Najlepsi w sezonie zasadniczym koszykarze Phoenix Suns i broniący tytułu gracze Milwaukee Bucks odnieśli drugie zwycięstwa w pierwszej rundzie play off ligi NBA i prowadzą w serii do czterech wygranych 2-1. Pierwszej porażki z Atlanta Hawks doznała natomiast ekipa Miami Heat.
„Jeszcze wiele pracy przed nami. To jest właśnie play off w pełnej krasie. To, co za nami, w ogóle nie ma znaczenia” – przyznał jeden z liderów zespołu z Arizony Chris Paul, który uzyskał 28 punktów i miał 14 asyst.
Pod nieobecność kontuzjowanego Devina Bookera to właśnie 36-latek wziął na swoje barki ciężar „trzymania” wyniku w ostatniej kwarcie, w której uzyskał aż 19 punktów.
„To jeden z zawodników, którzy świetnie wiedzą +kiedy+ i +jak+. Ta umiejętność plus boiskowe doświadczenie są dla nas bezcenne. A cechami przywódczymi zarówno w czasie gry, jak i podczas przerw imponuje wszystkim” – powiedział o Paulu jego trener Monty Williams.
Środkowy Deandre Ayton zdobył dla gości 28 pkt i miał 17 zbiórek. Brandon Ingram z 34 pkt był najskuteczniejszy wśród „Pelikanów”, a CJ McCollum dodał 30.
„Musimy utrzymać poziom, wywierać presję i starać się maksymalnie wydłużyć tę serię” – przyznał Willie Green, szkoleniowiec Pelicans, którzy będę też gospodarzem czwartej potyczki w niedzielę.
Prowadzenie w serii play off odzyskali też Milwaukee Bucks.
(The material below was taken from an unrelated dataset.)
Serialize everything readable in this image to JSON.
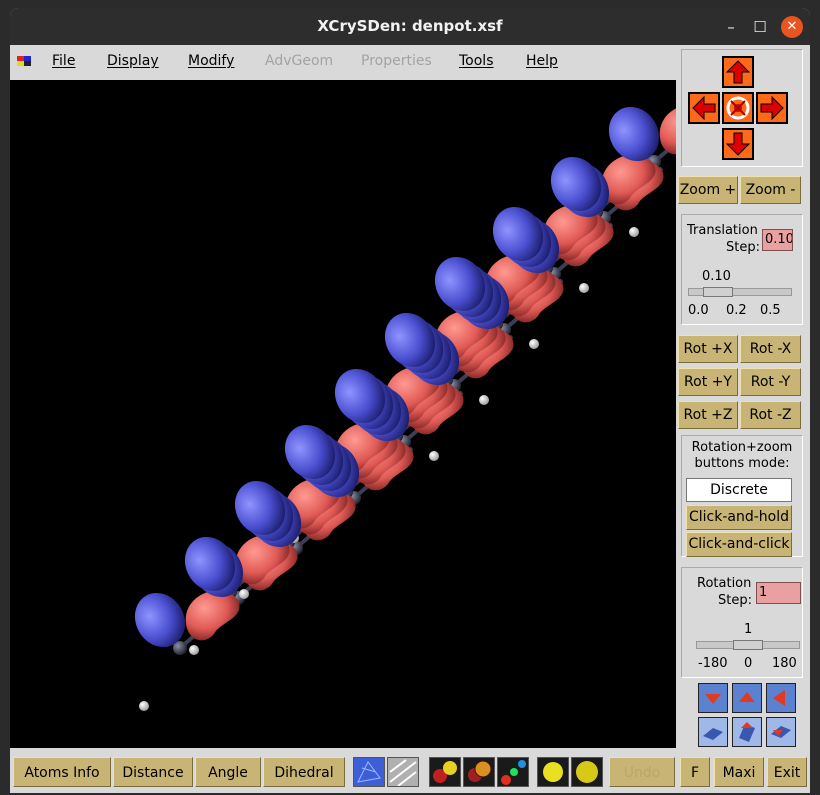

Mistrzowie pokonali na wyjeździe Chicago Bulls 111:81, a wysoką, 16-punktową przewagę wypracowali sobie już w pierwszej kwarcie.
Grek Giannis Antetokounmpo zdobył dla grających bez kontuzjowanego Khrisa Middletona (opuści prawdopodobnie całą 1. rundę) „Kozłów” 18 punktów, a środkowy Bobby Portis do takiego dorobku dołożył też 16 zbiórek.
Środkowy z Czarnogóry Nikola Vucevic z 19 pkt był liderem „Byków”, a całkiem zawiódł DeMar DeRozan, który zakończył mecz z 11 „oczkami”, gdy w poprzednim spotkaniu tych drużyn ustanowił osobisty rekord play off zapisując na koncie 41.
„Zabrakło nam przede wszystkim waleczności, jaką wykazaliśmy w dwóch pierwszych konfrontacjach” – zauważył rozgrywający gospodarzy Zach LaVine po 18 porażce w 20 ostatnich meczach z rywalem z Milwaukee.
W drugim piątkowym spotkaniu Konferencji Wschodniej Atlanta Hawks pokonała Miami Heat 111:110 i zmniejszyła stratę na 1-2. Mecz rozpoczął się z 45-minutowym opóźnieniem, gdyż przed halą znaleziono podejrzaną paczkę.
Gościom z Florydy nie wystarczyło 16-punktowe prowadzenie w trzeciej kwarcie, by cieszyć się z trzeciej wygranej w serii. Decydujące punkty zdobył pięć sekund przed końcową syreną Trae Young, który z 24 pkt był najskuteczniejszy w swoim zespole. Tyle samo punktów uzyskał rezerwowy Heat Tyler Herro.
Czwarta potyczka – w niedzielę również w Atlancie.